Apesar das imprecisões e das dúvidas que provêm de um recomeço, a vida é ambígua e baça, um caminho cujo desfecho se desconhece.
E há a incerteza das privações, a gramática das contrariedades e o rebuliço dos conflitos que por vezes nos constrangem e tolhem os sentidos, perante a perspectiva dos abalos (im)permanentes.
Cair e rasgar a pele das convicções ou das firmezas é uma condição do ser humano. A existência é um instante em permanente transformação e solitude.
É precisamente quando estamos face a esta consciência da solidão, perante o mundo e os outros que nos rodeiam, que assumimos a genuína individualidade, sem filtros ou subterfúgios, sem a presença dos vícios ou dos rodeios.
A solitude entreabre as janelas do horizonte, esse sentido ambivalente da profundidade desconhecida que há na esperança e no infinito que nos transcende.
E admitir a possibilidade de mudanças é relevar a confiança, da viragem e da deslocação do que em nós se constrange e habita, como uma “voz que nos trai” - verso extraído de um poema de Paulo José Miranda - como algo que dá sentido a uma espera.
A vulnerabilidade é um evento indissociável da sobrevivência que nos redime e nos levanta.
Os momentos mais complexos e árduos contêm igualmente a graça e o perfume da reedificação. Ou o restabelecimento das virtudes da maturidade na insistência.
As feridas que se alojam na interioridade, longe da palavra repetida e banal, são o mote para a ressignificação da resistência e da coragem.

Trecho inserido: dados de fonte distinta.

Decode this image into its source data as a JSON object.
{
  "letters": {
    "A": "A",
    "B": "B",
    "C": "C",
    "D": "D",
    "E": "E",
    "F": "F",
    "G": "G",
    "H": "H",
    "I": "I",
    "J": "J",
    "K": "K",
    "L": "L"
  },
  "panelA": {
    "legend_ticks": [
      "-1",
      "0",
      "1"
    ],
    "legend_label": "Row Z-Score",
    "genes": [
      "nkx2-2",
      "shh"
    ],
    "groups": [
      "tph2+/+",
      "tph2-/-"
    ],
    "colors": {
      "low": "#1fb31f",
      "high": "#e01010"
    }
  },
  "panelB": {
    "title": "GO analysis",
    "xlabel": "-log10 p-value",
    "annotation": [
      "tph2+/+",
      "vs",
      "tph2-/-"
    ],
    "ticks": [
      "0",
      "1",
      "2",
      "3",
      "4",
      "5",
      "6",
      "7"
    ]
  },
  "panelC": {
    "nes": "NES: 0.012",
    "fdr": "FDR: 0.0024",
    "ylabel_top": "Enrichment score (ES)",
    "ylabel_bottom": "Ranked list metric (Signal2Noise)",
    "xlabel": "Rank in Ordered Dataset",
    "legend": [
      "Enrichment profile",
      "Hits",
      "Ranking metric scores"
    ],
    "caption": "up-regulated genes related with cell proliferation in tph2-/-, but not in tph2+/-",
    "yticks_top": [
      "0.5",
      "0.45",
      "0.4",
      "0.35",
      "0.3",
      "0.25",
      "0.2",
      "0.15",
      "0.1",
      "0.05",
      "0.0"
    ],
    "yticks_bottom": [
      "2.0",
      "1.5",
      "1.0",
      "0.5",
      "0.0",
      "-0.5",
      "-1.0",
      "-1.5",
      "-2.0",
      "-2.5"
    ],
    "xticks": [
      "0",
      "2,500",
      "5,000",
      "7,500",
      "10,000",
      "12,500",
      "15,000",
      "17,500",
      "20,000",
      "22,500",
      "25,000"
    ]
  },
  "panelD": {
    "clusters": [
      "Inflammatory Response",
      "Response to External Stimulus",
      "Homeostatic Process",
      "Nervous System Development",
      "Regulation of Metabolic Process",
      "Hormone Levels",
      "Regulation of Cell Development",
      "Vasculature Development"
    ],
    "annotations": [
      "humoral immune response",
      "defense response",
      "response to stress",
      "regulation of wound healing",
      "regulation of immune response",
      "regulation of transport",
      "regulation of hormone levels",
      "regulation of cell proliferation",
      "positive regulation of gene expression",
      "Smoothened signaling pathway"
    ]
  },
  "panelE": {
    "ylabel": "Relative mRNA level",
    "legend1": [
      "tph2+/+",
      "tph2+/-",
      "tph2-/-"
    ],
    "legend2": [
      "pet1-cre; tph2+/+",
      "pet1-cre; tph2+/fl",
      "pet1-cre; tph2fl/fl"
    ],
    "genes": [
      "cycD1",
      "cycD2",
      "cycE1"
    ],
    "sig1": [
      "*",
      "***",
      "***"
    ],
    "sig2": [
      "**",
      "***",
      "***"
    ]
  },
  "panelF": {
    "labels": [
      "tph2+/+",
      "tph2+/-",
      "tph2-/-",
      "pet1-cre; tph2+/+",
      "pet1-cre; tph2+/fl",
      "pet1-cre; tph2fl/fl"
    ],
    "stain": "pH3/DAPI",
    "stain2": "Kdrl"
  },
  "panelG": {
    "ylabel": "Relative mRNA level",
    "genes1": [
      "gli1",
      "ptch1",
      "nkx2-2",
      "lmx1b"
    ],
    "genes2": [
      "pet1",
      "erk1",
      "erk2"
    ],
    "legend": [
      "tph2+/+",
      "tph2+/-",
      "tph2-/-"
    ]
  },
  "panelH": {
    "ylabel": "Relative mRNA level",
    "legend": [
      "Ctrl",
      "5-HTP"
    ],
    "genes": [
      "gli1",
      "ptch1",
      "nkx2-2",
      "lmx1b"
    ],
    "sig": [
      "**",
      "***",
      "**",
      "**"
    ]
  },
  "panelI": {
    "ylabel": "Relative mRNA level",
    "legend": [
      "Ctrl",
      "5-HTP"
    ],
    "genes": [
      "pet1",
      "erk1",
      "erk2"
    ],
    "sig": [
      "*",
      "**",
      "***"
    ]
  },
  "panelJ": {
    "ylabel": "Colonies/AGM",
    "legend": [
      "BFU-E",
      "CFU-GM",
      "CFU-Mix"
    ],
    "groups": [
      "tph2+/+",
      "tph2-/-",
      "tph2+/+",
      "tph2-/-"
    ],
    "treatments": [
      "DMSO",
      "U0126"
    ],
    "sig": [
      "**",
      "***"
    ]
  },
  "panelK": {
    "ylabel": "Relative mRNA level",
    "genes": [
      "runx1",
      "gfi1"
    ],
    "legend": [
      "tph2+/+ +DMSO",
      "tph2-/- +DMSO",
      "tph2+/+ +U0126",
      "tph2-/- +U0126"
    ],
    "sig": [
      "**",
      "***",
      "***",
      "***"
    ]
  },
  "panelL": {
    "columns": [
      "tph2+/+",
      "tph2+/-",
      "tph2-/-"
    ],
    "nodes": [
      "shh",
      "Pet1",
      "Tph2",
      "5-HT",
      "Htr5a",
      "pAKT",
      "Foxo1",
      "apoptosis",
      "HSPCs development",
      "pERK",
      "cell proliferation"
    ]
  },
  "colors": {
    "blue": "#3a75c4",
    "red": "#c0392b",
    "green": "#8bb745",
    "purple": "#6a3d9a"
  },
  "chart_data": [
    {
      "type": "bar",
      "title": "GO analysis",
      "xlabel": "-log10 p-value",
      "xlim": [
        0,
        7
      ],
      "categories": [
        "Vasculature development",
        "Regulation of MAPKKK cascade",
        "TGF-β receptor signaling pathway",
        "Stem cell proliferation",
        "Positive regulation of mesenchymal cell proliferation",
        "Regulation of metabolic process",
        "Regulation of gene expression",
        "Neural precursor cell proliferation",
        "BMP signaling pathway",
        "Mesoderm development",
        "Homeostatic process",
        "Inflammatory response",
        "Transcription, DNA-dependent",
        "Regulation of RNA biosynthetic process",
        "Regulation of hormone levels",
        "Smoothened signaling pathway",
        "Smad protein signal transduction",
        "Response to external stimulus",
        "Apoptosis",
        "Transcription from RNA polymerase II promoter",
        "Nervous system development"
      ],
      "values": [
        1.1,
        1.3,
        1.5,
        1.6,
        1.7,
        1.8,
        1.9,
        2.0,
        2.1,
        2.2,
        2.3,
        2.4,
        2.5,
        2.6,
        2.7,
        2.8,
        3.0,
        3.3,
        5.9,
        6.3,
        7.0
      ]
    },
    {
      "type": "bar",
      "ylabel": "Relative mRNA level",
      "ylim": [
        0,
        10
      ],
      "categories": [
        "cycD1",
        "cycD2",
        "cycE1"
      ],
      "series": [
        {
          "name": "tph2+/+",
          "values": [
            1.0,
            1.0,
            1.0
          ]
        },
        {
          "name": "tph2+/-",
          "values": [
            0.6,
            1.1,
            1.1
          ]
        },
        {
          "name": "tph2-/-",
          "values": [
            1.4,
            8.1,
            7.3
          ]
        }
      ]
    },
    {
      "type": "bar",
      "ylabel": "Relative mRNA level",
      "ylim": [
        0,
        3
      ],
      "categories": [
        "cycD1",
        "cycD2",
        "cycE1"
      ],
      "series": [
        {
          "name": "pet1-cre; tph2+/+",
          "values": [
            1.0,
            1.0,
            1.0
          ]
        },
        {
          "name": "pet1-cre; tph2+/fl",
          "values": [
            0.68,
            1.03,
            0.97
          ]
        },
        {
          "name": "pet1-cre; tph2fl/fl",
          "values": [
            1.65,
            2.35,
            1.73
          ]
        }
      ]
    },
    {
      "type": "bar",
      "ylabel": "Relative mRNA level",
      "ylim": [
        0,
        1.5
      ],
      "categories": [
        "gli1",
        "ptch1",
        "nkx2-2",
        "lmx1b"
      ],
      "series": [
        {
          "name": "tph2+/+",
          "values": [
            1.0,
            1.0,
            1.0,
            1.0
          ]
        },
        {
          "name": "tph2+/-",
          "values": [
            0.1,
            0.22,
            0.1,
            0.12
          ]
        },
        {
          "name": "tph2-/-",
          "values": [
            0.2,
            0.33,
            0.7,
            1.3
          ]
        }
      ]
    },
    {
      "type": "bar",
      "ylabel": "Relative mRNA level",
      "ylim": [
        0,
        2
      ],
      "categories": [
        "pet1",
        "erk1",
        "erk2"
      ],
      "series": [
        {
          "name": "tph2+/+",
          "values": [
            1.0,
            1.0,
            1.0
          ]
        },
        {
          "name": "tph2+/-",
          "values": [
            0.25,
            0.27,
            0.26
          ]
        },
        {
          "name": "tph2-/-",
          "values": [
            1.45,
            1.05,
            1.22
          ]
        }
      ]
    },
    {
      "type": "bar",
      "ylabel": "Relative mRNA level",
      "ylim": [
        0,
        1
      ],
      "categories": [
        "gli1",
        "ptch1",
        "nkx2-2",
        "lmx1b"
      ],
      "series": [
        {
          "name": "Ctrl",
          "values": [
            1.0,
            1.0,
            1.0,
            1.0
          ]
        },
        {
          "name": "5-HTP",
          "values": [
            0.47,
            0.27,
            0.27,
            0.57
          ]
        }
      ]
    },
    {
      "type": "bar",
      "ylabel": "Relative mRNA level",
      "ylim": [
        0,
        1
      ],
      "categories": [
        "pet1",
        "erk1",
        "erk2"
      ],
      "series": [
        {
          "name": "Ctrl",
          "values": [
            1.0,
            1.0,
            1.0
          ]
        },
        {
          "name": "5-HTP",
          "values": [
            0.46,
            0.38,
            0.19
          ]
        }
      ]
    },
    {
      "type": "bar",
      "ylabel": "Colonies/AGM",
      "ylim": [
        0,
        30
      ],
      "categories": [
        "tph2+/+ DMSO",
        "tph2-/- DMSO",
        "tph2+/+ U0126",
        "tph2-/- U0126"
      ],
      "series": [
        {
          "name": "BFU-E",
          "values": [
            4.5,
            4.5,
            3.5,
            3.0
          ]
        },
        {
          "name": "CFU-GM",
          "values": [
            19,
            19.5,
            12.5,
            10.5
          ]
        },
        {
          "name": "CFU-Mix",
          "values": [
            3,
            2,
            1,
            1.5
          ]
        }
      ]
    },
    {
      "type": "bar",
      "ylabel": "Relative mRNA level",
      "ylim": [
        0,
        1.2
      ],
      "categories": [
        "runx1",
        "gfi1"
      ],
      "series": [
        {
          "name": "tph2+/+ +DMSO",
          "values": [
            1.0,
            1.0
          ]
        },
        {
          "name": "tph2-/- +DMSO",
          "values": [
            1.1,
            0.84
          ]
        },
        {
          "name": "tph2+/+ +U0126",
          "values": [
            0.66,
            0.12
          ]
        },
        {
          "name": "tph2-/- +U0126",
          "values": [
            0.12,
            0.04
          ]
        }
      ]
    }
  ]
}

Também nos recomeços há lugar para o perdão daquilo que jamais esqueceremos e que experimentámos como angústia e revolta.
O tempo é força e espaço. Lugar de expressão de um caminho que nos leva ao sonho dinâmico e projectivo, reduto da autenticidade que transportamos na alma.
Recorrendo ainda à personagem mitológica que deu título ao poema de Torga, Albert Camus a ele se reportou num ensaio filosófico escrito em 1941, intitulado O Mito de Sísifo.
Para o filósofo franco-argelino, o homem vive a existência em busca do seu sentido exclusivo, muito embora encontre um mundo desconexo e ininteligível.
Não é o mundo que é absurdo, nem o pensamento humano incoerente: o absurdo surge quando os humanos precisam de entender a razão para as irracionalidades do mundo.
Recomeçar é sinónimo de continuar, repetir, reproduzir, retomar, voltar, mas também, de restaurar, renovar, retravar, reencetar, reiniciar.
E isso é bem mais do que um mito: é a representação finita da eternidade, na forma cíclica e consciente a que todos estamos sujeitos no quotidiano a que pertencemos.